Zwar war es riskant, ausgerechnet in Coronazeiten ein Reisebüro zu kaufen. »Natürlich ist die Finanzierung nun anders. Dieses Jahr hatten wir eine Umsatzerwartung von 550 Millionen Euro, aber das wurden dann nur 30 bis 35 Millionen«, gestand De Dijn im Dezember auf der Onlineplattform »De Ondernemer«. Dennoch zeigte er sich optimistisch: »Ab Ende März werden wieder viele Reisen gebucht.«

Keine vier Monate später ist klar: Haecke und De Dijn haben sich verzockt. Der für den Frühling erhoffte Boom bei den Buchungen blieb aus, weil die Reisebeschränkungen länger dauerten als angenommen. Zudem wollen viele Kunden, die im vergangenen Jahr Gutscheine anstatt einer Erstattung ihrer bereits geleisteten Vorauszahlung akzeptiert hatten, doch ihr Geld zurück.

Die D-RT Groep mußte zugeben, dafür nicht genügend Mittel zu haben. Berichten zufolge beantragte das Unternehmen einen 20-Millionen-Euro-Kredit aus einem Staatsfonds, der für Reisebüros in Not geschaffen wurde, damit sie ihre Kunden auszahlen können. De Dijn und Haeck erhielten aber nur die Hälfte der geforderten Summe, klagten daraufhin und verloren. Das Gericht war der Ansicht, daß ein höherer Betrag eine unerlaubte staatliche Subvention sei. Das Ende war unabwendbar.
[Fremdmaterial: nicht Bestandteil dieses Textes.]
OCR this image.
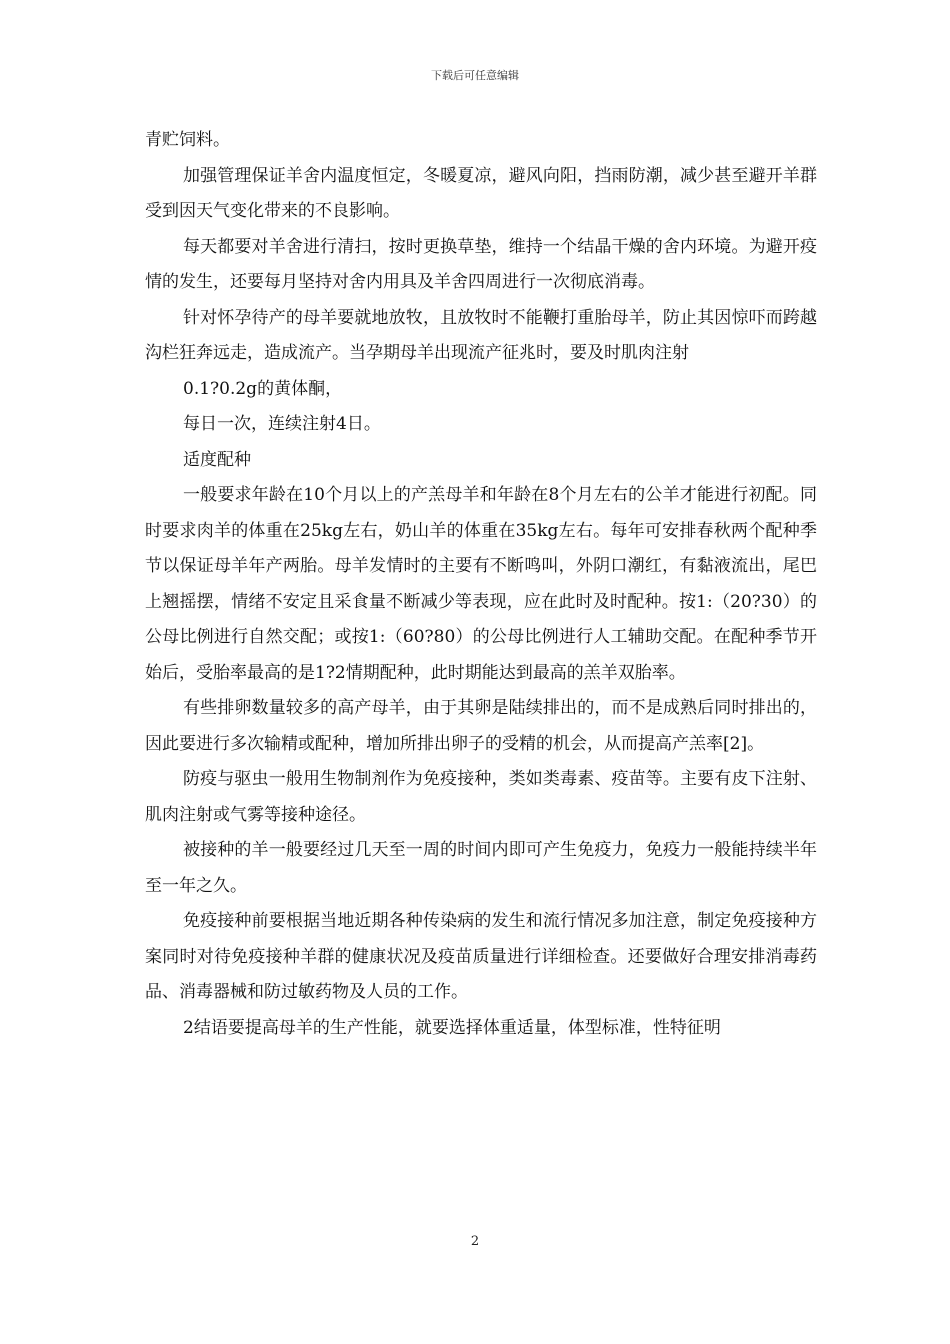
下载后可任意编辑

青贮饲料。

加强管理保证羊舍内温度恒定，冬暖夏凉，避风向阳，挡雨防潮，减少甚至避开羊群受到因天气变化带来的不良影响。

每天都要对羊舍进行清扫，按时更换草垫，维持一个结晶干燥的舍内环境。为避开疫情的发生，还要每月坚持对舍内用具及羊舍四周进行一次彻底消毒。

针对怀孕待产的母羊要就地放牧，且放牧时不能鞭打重胎母羊，防止其因惊吓而跨越沟栏狂奔远走，造成流产。当孕期母羊出现流产征兆时，要及时肌肉注射

0.1?0.2g的黄体酮，

每日一次，连续注射4日。

适度配种

一般要求年龄在10个月以上的产羔母羊和年龄在8个月左右的公羊才能进行初配。同时要求肉羊的体重在25kg左右，奶山羊的体重在35kg左右。每年可安排春秋两个配种季节以保证母羊年产两胎。母羊发情时的主要有不断鸣叫，外阴口潮红，有黏液流出，尾巴上翘摇摆，情绪不安定且采食量不断减少等表现，应在此时及时配种。按1:（20?30）的公母比例进行自然交配；或按1:（60?80）的公母比例进行人工辅助交配。在配种季节开始后，受胎率最高的是1?2情期配种，此时期能达到最高的羔羊双胎率。

有些排卵数量较多的高产母羊，由于其卵是陆续排出的，而不是成熟后同时排出的，因此要进行多次输精或配种，增加所排出卵子的受精的机会，从而提高产羔率[2]。

防疫与驱虫一般用生物制剂作为免疫接种，类如类毒素、疫苗等。主要有皮下注射、肌肉注射或气雾等接种途径。

被接种的羊一般要经过几天至一周的时间内即可产生免疫力，免疫力一般能持续半年至一年之久。

免疫接种前要根据当地近期各种传染病的发生和流行情况多加注意，制定免疫接种方案同时对待免疫接种羊群的健康状况及疫苗质量进行详细检查。还要做好合理安排消毒药品、消毒器械和防过敏药物及人员的工作。

2结语要提高母羊的生产性能，就要选择体重适量，体型标准，性特征明

2
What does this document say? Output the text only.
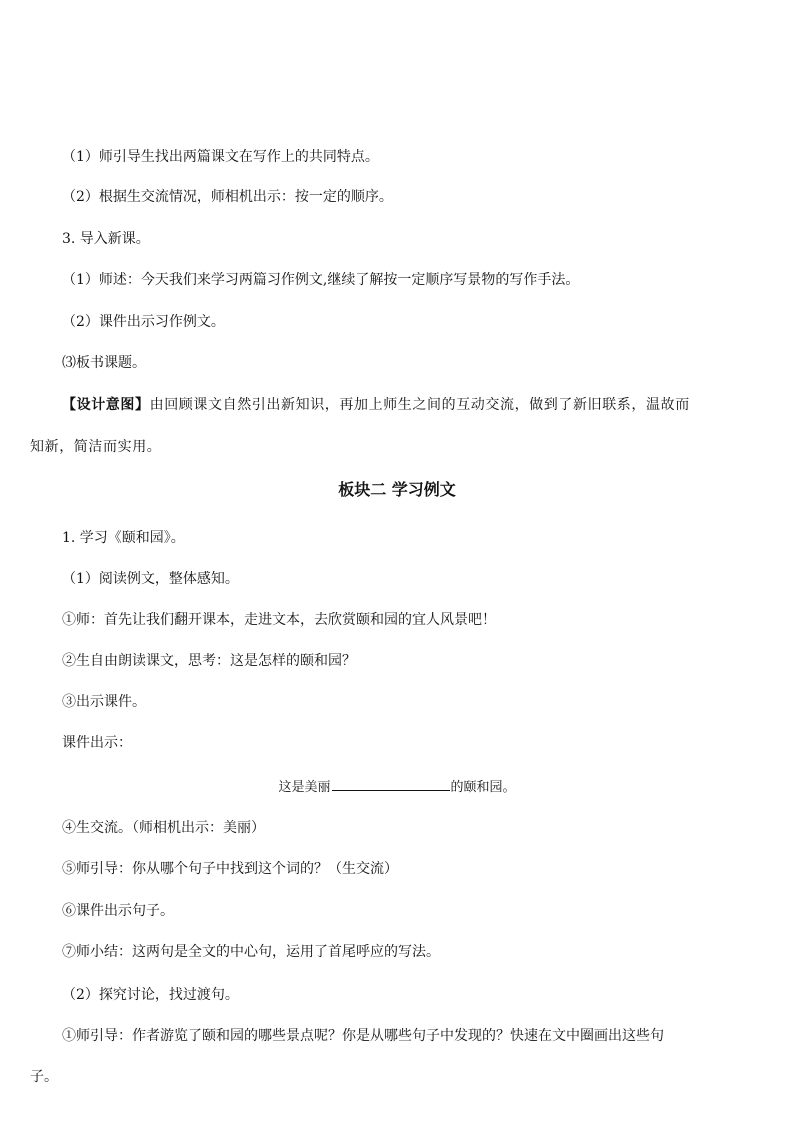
（1）师引导生找出两篇课文在写作上的共同特点。
（2）根据生交流情况，师相机出示：按一定的顺序。
3. 导入新课。
（1）师述：今天我们来学习两篇习作例文,继续了解按一定顺序写景物的写作手法。
（2）课件出示习作例文。
⑶板书课题。
【设计意图】由回顾课文自然引出新知识，再加上师生之间的互动交流，做到了新旧联系，温故而
知新，简洁而实用。
板块二 学习例文
1. 学习《颐和园》。
（1）阅读例文，整体感知。
①师：首先让我们翻开课本，走进文本，去欣赏颐和园的宜人风景吧！
②生自由朗读课文，思考：这是怎样的颐和园？
③出示课件。
课件出示：
这是美丽	的颐和园。
④生交流。（师相机出示：美丽）
⑤师引导：你从哪个句子中找到这个词的？（生交流）
⑥课件出示句子。
⑦师小结：这两句是全文的中心句，运用了首尾呼应的写法。
（2）探究讨论，找过渡句。
①师引导：作者游览了颐和园的哪些景点呢？你是从哪些句子中发现的？快速在文中圈画出这些句
子。
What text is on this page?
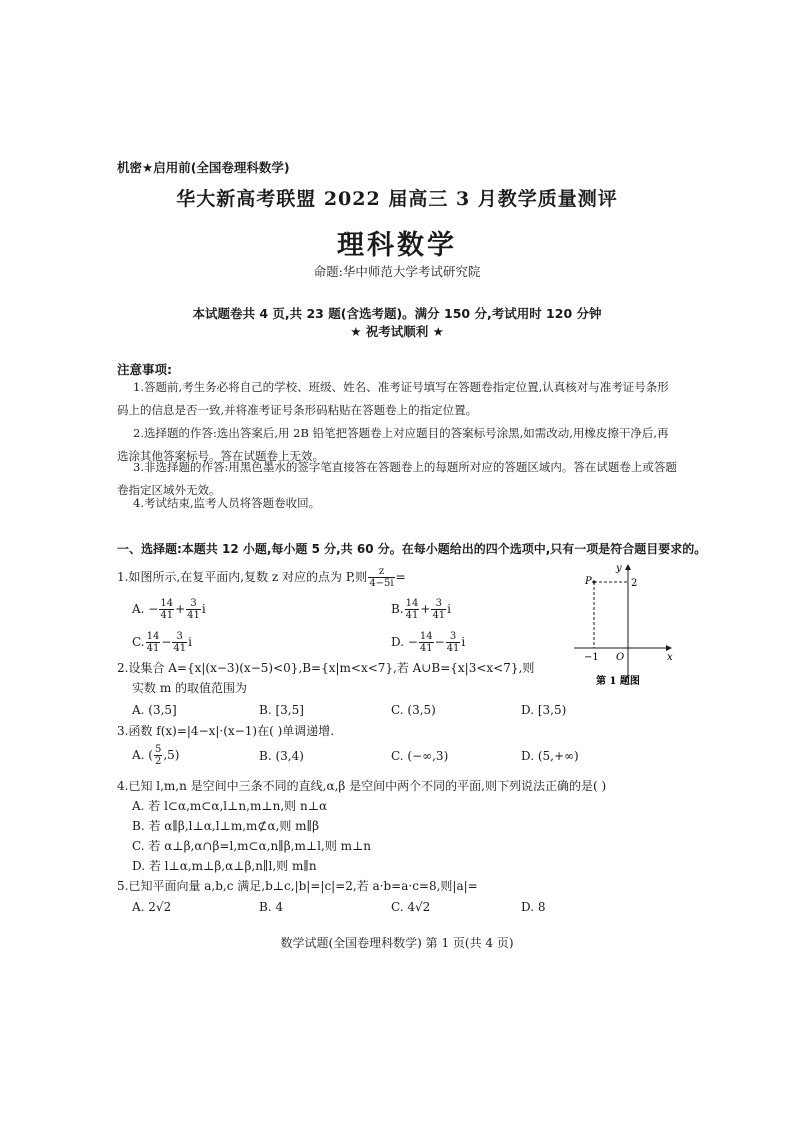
机密★启用前(全国卷理科数学)
华大新高考联盟 2022 届高三 3 月教学质量测评
理科数学
命题:华中师范大学考试研究院
本试题卷共 4 页,共 23 题(含选考题)。满分 150 分,考试用时 120 分钟
★ 祝考试顺利 ★
注意事项:
1.答题前,考生务必将自己的学校、班级、姓名、准考证号填写在答题卷指定位置,认真核对与准考证号条形码上的信息是否一致,并将准考证号条形码粘贴在答题卷上的指定位置。
2.选择题的作答:选出答案后,用 2B 铅笔把答题卷上对应题目的答案标号涂黑,如需改动,用橡皮擦干净后,再选涂其他答案标号。答在试题卷上无效。
3.非选择题的作答:用黑色墨水的签字笔直接答在答题卷上的每题所对应的答题区域内。答在试题卷上或答题卷指定区域外无效。
4.考试结束,监考人员将答题卷收回。
一、选择题:本题共 12 小题,每小题 5 分,共 60 分。在每小题给出的四个选项中,只有一项是符合题目要求的。
1.如图所示,在复平面内,复数 z 对应的点为 P,则 $\frac{z}{4-5i}$ =
A. − $\frac{14}{41} + \frac{3}{41}$ i	B. $\frac{14}{41} + \frac{3}{41}$ i
C. $\frac{14}{41} - \frac{3}{41}$ i	D. − $\frac{14}{41} - \frac{3}{41}$ i
y
x
P	2
−1 O
第 1 题图
2.设集合 A={x|(x−3)(x−5)<0},B={x|m<x<7},若 A∪B={x|3<x<7},则
实数 m 的取值范围为
A. (3,5]	B. [3,5]	C. (3,5)	D. [3,5)
3.函数 f(x)=|4−x|·(x−1)在( )单调递增.
A. ( $\frac{5}{2} ,5$)	B. (3,4)	C. (−∞,3)	D. (5,+∞)
4.已知 l,m,n 是空间中三条不同的直线,α,β 是空间中两个不同的平面,则下列说法正确的是( )
A. 若 l⊂α,m⊂α,l⊥n,m⊥n,则 n⊥α
B. 若 α∥β,l⊥α,l⊥m,m⊄α,则 m∥β
C. 若 α⊥β,α∩β=l,m⊂α,n∥β,m⊥l,则 m⊥n
D. 若 l⊥α,m⊥β,α⊥β,n∥l,则 m∥n
5.已知平面向量 a,b,c 满足,b⊥c,|b|=|c|=2,若 a·b=a·c=8,则|a|=
A. 2√2	B. 4	C. 4√2	D. 8
数学试题(全国卷理科数学) 第 1 页(共 4 页)
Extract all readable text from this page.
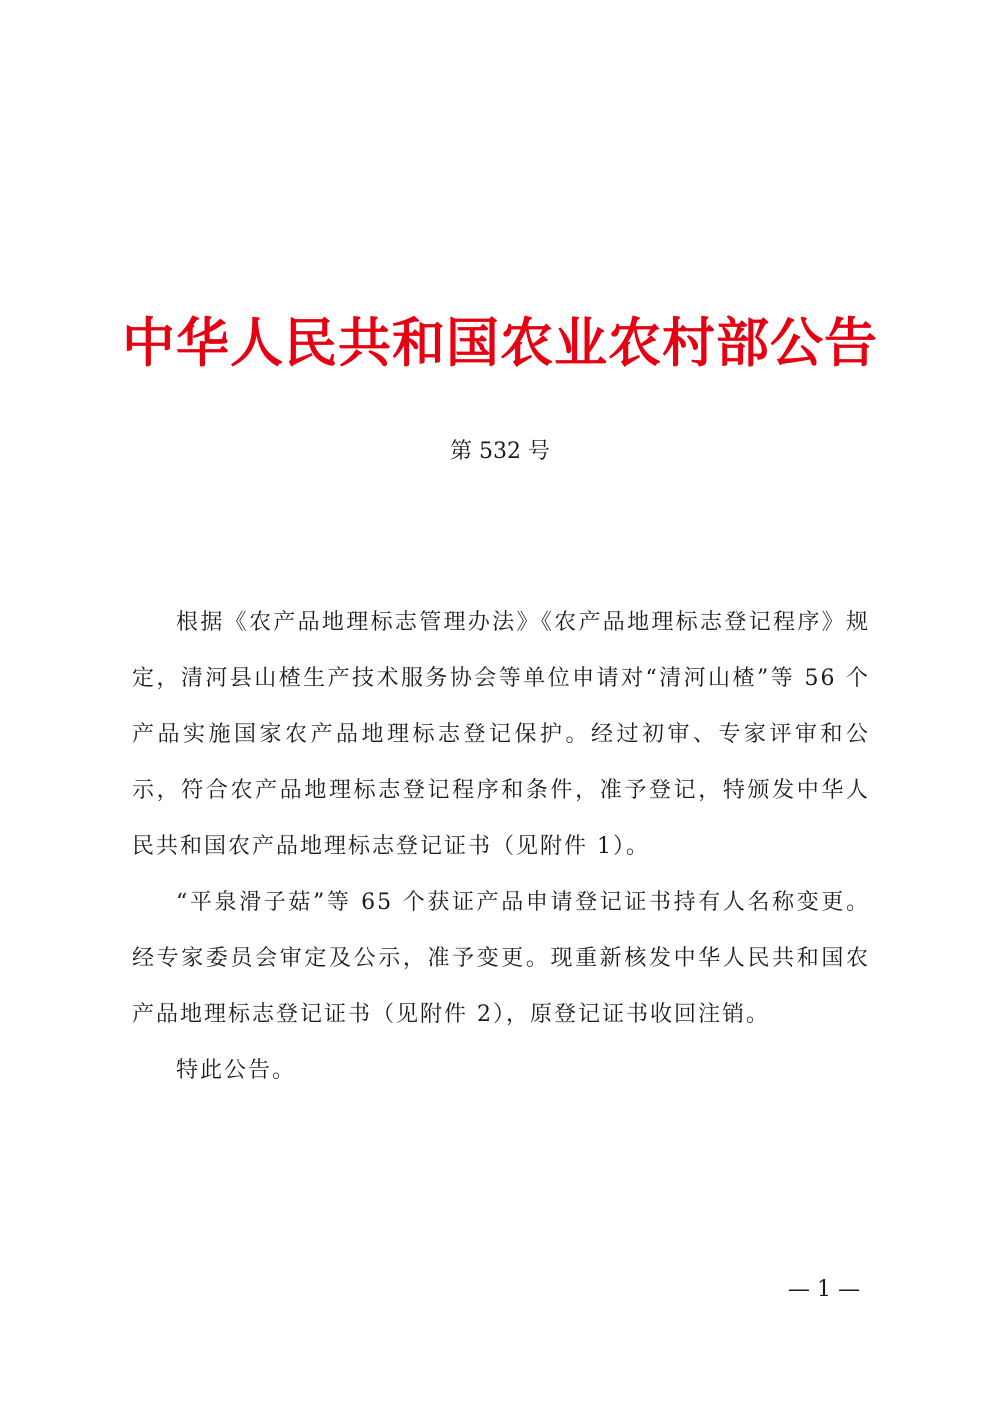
中华人民共和国农业农村部公告
第 532 号

根据《农产品地理标志管理办法》《农产品地理标志登记程序》规定，清河县山楂生产技术服务协会等单位申请对“清河山楂”等 56 个产品实施国家农产品地理标志登记保护。经过初审、专家评审和公示，符合农产品地理标志登记程序和条件，准予登记，特颁发中华人民共和国农产品地理标志登记证书（见附件 1）。

“平泉滑子菇”等 65 个获证产品申请登记证书持有人名称变更。经专家委员会审定及公示，准予变更。现重新核发中华人民共和国农产品地理标志登记证书（见附件 2），原登记证书收回注销。

特此公告。

— 1 —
Die Insolvenzverwalter fanden eine Käuferin: Die niederländische Reisebürokette Prijsvrij Vakanties, die zum deutschen Rewe-Konzern gehört, will die D-RT Groep für 2,3 Millionen Euro erwerben. Allerdings will Prijsvrij 135 bis 185 Filialen schließen. »Damit sind 400 bis 450 der 1.150 Jobs gerettet«, stellte Sijtze De Bruine vom Gewerkschaftsbund CNV am 19. Mai beim Lokalsender Oog TV aus Groningen fest. De Bruine hofft, es könnten sich für die anderen Filialen auch noch Interessenten finden.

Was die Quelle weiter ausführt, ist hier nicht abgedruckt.